Часть первая. Меченосец

Глава первая. Новая жизнь

История эта случилась в небольшом городке, где я жил в двадцатые годы. Этот городок местные жители почему-то называли «маленьким Парижем», хотя как я ни пытался, так и не нашел в нем ни Эйфелевой башни, ни Монмартра. Но зато там были теплые зимы, почти как в моей родной Средней Азии, и отовсюду открывался чудесный вид на сопки, что возвышались над местностью.

«Маленький Париж» поначалу произвел на меня самое благоприятное впечатление. Когда я поселился там, получив место преподавателя в местном вузе, я думал, что обрету долгожданный покой. Казалось, к этому все располагало, и, прежде всего, атмосфера небольшого городка, с его тихой размеренной жизнью, местечка, где никогда ничего не происходит. Бульвар, где неторопливо гуляют жители, река с перекинутым через нее мостом с перилами, панельные дома советской постройки, площадь со статуей Ленина посередине, парки и много зелени, — таким запомнился мне этот городок, на пространстве которого суждено было разыграться драматическим и даже, можно сказать, необыкновенным событиям. Но обо всем по порядку.

Итак, я понемногу свыкался с новой для себя ролью преподавателя в университете. Помню, с каким волнением шел на первую свою лекцию. Но, когда ставишь цель перед собой, всё можно преодолеть! Постепенно я начал получать удовольствие от своих выступлений перед многочисленной аудиторией, и страх прошел сам собой…

В один из тех дней, когда я только делал свои первые шаги на поприще учителя высшей школы, — кажется, это была пятница, — у меня появилось «окно» в расписании, целая пара, — полтора часа свободного времени. Тогда я покинул пустую кафедру и, закрыв дверь на ключ, вышел из здания. В моих мыслях было просто пройтись по бульвару, — благо, что до него недалеко (он находился всего в квартале от того места, где я работал).

Стоял погожий денек «бабьего лета», — было тепло, ярко светило солнце, но в воздухе все же витало дыхание осени, а в парке, через который пролегал мой путь, листья на некоторых деревьях пожелтели, а иные опали и теперь шуршали под ногами.

Бульвар представлял собой длинную аллею, которая служила местом прогулок и увеселений для жителей этого городка. По обеим сторонам аллеи высились старинные однотонные здания, облюбованные местной администрацией, и тянулись небольшие скверы, а спускалась она прямиком к реке, протекавшей по городской окраине. В выходные и праздничные дни здесь всегда было шумно, иногда устраивались ярмарки или давали концерты приезжие из краевого центра артисты. Однако в тот пятничный день на бульваре лишь молодежь гуляла, купаясь в лучах солнечного света, и я приметил нескольких моих студентов, идущих в ту же сторону — по направлению к реке. Они были так увлечены своей беседой, что прошли мимо, не поздоровавшись со мной. До моего слуха еще некоторое время доносились их веселые голоса и громкий смех.
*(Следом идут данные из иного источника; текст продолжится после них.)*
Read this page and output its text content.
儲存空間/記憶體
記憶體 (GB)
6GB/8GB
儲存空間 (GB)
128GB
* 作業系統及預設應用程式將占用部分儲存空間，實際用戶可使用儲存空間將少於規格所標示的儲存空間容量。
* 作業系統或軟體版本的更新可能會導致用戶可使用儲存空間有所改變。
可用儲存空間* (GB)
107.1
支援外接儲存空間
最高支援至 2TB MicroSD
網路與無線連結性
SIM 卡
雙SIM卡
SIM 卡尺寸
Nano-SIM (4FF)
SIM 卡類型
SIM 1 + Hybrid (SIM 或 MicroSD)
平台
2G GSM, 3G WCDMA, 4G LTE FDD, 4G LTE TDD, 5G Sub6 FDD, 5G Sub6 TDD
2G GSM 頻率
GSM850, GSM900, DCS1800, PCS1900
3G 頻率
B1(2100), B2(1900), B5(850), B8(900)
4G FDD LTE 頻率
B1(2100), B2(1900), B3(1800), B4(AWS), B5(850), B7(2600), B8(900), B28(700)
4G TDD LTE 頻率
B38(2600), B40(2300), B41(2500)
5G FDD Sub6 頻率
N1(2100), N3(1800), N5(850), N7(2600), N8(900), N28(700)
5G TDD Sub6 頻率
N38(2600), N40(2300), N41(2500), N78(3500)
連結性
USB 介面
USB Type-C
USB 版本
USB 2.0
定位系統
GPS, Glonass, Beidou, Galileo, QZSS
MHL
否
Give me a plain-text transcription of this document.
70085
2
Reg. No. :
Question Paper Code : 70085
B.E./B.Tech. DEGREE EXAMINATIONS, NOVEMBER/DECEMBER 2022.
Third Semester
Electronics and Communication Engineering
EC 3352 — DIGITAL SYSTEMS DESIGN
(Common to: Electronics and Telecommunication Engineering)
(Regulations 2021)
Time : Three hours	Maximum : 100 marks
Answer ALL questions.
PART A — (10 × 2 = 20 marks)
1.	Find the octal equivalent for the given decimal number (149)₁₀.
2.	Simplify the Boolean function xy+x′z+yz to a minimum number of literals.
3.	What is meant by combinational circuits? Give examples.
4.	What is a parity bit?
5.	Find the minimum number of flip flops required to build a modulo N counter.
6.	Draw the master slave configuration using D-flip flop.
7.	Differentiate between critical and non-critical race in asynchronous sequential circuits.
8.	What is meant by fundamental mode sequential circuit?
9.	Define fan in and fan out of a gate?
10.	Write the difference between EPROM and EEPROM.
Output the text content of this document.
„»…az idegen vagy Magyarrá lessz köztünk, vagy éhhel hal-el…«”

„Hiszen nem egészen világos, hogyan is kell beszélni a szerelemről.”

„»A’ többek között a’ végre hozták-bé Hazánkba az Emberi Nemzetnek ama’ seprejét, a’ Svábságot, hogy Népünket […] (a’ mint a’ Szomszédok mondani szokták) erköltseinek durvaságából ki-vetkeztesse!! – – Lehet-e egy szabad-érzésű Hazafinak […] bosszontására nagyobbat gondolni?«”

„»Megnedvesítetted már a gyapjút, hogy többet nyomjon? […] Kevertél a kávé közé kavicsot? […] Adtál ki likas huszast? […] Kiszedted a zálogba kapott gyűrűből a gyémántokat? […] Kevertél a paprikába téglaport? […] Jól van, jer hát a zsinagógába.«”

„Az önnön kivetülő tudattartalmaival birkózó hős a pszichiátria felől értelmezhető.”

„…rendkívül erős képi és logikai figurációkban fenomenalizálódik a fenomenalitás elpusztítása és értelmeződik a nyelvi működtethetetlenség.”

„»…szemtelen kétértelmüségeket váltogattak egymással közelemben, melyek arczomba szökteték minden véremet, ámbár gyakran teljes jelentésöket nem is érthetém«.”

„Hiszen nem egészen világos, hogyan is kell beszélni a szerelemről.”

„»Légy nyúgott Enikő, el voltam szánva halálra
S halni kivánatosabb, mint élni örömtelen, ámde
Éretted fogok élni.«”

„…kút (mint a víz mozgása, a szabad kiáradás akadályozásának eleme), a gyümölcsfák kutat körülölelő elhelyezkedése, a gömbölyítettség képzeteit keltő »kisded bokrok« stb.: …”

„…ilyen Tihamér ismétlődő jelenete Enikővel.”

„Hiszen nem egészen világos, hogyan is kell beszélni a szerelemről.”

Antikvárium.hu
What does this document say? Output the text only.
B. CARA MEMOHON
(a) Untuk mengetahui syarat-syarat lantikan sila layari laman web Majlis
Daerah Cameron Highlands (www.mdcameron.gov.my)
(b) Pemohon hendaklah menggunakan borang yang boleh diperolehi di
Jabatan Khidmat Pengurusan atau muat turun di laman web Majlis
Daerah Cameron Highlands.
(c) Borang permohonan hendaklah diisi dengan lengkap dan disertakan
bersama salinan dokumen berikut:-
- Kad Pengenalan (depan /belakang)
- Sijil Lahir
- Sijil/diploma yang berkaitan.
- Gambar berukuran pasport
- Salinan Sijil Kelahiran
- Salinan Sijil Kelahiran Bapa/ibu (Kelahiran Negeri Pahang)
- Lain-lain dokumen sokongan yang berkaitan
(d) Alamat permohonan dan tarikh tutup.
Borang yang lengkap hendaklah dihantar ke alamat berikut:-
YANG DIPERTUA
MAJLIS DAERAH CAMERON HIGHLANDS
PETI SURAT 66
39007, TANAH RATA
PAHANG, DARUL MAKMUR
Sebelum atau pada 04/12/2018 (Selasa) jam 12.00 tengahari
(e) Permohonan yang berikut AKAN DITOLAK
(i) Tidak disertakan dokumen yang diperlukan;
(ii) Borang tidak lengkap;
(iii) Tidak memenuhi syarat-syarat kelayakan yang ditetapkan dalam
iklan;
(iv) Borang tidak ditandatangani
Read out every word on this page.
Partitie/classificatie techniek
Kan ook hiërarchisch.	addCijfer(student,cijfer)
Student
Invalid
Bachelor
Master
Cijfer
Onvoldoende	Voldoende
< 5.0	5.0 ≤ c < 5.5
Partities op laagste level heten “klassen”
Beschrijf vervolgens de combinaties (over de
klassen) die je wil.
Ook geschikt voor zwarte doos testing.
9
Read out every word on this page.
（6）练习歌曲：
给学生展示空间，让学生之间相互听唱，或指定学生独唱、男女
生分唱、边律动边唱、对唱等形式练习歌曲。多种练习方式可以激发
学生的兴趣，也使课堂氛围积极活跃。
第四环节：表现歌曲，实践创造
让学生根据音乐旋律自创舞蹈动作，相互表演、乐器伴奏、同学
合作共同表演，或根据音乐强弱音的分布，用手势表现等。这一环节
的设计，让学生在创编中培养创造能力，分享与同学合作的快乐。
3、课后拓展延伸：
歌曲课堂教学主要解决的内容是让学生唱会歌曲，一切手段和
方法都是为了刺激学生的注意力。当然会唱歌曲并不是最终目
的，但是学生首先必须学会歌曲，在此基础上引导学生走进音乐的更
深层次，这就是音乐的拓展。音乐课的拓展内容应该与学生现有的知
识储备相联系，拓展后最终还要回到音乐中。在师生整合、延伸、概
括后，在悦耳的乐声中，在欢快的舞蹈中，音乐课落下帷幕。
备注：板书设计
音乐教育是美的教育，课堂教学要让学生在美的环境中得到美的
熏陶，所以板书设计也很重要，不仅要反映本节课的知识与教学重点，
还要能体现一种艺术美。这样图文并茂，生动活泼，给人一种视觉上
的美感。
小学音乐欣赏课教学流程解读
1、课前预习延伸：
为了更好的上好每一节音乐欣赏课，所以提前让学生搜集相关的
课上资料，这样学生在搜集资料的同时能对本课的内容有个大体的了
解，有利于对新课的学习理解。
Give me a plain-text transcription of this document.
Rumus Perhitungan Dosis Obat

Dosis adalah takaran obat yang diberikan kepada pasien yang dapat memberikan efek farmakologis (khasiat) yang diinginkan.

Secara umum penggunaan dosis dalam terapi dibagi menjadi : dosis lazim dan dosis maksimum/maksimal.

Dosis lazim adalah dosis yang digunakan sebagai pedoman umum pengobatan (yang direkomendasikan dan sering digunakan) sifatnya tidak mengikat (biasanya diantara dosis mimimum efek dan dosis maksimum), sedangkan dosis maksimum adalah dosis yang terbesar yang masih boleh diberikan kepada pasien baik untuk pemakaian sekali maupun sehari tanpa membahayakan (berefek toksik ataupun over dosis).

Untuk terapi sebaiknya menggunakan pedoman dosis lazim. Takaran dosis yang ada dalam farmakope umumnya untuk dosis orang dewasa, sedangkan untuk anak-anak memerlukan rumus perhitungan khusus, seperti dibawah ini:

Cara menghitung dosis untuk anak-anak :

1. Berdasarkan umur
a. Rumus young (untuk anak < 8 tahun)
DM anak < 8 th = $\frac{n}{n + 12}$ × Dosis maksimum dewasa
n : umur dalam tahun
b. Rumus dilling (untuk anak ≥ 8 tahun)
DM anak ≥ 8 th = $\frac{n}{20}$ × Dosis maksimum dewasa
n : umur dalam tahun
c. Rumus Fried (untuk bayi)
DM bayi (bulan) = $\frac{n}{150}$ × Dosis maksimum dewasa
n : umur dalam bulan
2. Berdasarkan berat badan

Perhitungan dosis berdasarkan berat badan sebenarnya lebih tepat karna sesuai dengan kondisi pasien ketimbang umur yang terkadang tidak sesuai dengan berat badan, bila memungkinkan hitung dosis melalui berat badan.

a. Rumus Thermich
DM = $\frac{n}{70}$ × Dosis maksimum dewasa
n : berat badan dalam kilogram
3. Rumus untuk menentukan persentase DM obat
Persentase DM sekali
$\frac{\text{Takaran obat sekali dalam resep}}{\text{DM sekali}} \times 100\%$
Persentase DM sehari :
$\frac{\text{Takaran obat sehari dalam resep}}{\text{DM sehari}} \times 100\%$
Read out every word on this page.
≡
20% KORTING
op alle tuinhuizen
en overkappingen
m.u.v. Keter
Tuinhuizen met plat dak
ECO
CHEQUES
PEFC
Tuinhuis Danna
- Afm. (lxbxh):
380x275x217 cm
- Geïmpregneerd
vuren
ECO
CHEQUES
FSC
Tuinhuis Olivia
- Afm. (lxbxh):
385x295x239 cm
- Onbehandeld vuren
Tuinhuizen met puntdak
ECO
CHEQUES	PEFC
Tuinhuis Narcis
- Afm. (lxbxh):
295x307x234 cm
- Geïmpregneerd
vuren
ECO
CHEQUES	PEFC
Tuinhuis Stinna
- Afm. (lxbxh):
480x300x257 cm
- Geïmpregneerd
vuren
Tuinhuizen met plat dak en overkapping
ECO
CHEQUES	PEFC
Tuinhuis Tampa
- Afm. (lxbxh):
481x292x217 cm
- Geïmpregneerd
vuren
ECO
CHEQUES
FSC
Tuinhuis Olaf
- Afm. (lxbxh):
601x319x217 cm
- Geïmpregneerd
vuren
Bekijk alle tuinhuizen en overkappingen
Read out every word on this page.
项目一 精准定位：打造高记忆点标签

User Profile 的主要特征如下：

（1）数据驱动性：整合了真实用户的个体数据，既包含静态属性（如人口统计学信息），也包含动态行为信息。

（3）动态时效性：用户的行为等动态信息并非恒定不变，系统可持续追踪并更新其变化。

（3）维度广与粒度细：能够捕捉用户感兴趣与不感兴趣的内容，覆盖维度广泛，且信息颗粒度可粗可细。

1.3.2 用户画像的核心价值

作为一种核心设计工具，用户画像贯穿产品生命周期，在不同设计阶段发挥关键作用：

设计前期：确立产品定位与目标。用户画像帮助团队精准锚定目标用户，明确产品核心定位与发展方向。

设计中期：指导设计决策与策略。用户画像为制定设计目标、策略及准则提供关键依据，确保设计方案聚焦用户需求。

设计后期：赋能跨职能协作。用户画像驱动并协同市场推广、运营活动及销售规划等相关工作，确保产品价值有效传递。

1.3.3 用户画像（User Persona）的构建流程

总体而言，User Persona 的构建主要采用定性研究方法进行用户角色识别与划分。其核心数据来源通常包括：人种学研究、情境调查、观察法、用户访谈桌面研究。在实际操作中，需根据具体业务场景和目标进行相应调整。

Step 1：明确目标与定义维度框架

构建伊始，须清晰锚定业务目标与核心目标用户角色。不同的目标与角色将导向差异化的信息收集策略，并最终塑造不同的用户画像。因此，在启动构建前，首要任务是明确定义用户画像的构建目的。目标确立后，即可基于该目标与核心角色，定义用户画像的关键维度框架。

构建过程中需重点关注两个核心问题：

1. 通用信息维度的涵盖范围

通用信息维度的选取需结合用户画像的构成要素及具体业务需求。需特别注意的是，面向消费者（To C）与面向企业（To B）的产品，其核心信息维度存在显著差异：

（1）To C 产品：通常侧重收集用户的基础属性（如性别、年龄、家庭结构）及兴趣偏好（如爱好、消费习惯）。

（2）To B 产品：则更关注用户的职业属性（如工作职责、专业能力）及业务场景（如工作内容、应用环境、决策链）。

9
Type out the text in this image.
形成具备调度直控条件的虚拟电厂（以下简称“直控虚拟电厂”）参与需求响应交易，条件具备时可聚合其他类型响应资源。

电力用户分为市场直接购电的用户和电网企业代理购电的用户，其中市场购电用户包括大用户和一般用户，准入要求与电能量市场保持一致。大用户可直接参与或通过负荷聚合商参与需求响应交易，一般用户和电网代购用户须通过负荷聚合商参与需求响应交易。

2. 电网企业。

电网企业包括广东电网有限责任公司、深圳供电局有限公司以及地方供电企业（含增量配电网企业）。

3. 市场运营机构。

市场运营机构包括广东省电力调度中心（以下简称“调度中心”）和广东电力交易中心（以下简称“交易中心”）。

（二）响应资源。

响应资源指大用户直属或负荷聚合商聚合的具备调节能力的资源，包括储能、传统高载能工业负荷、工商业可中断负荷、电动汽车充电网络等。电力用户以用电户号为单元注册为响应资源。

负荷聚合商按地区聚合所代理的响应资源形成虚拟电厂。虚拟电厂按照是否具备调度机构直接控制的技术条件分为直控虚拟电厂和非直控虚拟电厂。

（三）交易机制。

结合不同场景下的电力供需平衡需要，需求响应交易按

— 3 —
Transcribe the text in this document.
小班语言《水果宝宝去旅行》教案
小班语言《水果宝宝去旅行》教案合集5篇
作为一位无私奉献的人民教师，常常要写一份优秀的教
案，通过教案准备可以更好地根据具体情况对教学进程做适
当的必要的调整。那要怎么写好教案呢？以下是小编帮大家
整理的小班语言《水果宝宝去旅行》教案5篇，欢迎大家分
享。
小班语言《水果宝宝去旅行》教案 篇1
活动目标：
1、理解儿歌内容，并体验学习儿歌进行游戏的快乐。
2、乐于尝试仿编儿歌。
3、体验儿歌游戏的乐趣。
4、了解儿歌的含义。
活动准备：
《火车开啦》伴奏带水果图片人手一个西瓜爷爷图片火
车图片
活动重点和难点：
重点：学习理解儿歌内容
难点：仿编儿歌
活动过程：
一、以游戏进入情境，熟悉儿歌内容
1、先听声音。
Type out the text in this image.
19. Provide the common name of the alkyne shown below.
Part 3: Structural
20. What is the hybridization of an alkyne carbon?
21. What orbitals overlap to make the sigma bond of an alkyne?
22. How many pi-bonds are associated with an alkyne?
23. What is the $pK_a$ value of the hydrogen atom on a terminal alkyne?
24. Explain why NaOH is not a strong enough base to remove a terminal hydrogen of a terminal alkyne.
Я вспомнил себя в этом возрасте, и студенческие годы пронеслись у меня перед глазами, — тогда было всяко, по-разному: и шумные компании, и беспросветное одиночество, и первая влюбленность, которая не принесла мне радости, но во многом подвигла к творчеству…

В общем, я вспоминал с теплотой те годы, проведенные в Оренбурге, когда проходил мимо сквера, где бил одетый в мрамор фонтан. В выходные дни это место занимали представители местной богемы — учащиеся художественного училища, здание которого размешалось в глубине этого сквера. Они рисовали друг друга или за скромную плату предлагали свои услуги прохожим. В тот раз там было пусто, но, пройдя еще немного, я приметил женщину, которая стояла на углу у сквера, — возле своего мольберта. Это была какая-то художница, но я бы и не обратил на нее внимания, если б она не окликнула меня такими словами: «А вы, я вижу, решили задержаться в наших краях?» Тогда я остановился, с удивлением глядя на незнакомку, которая мне улыбнулась.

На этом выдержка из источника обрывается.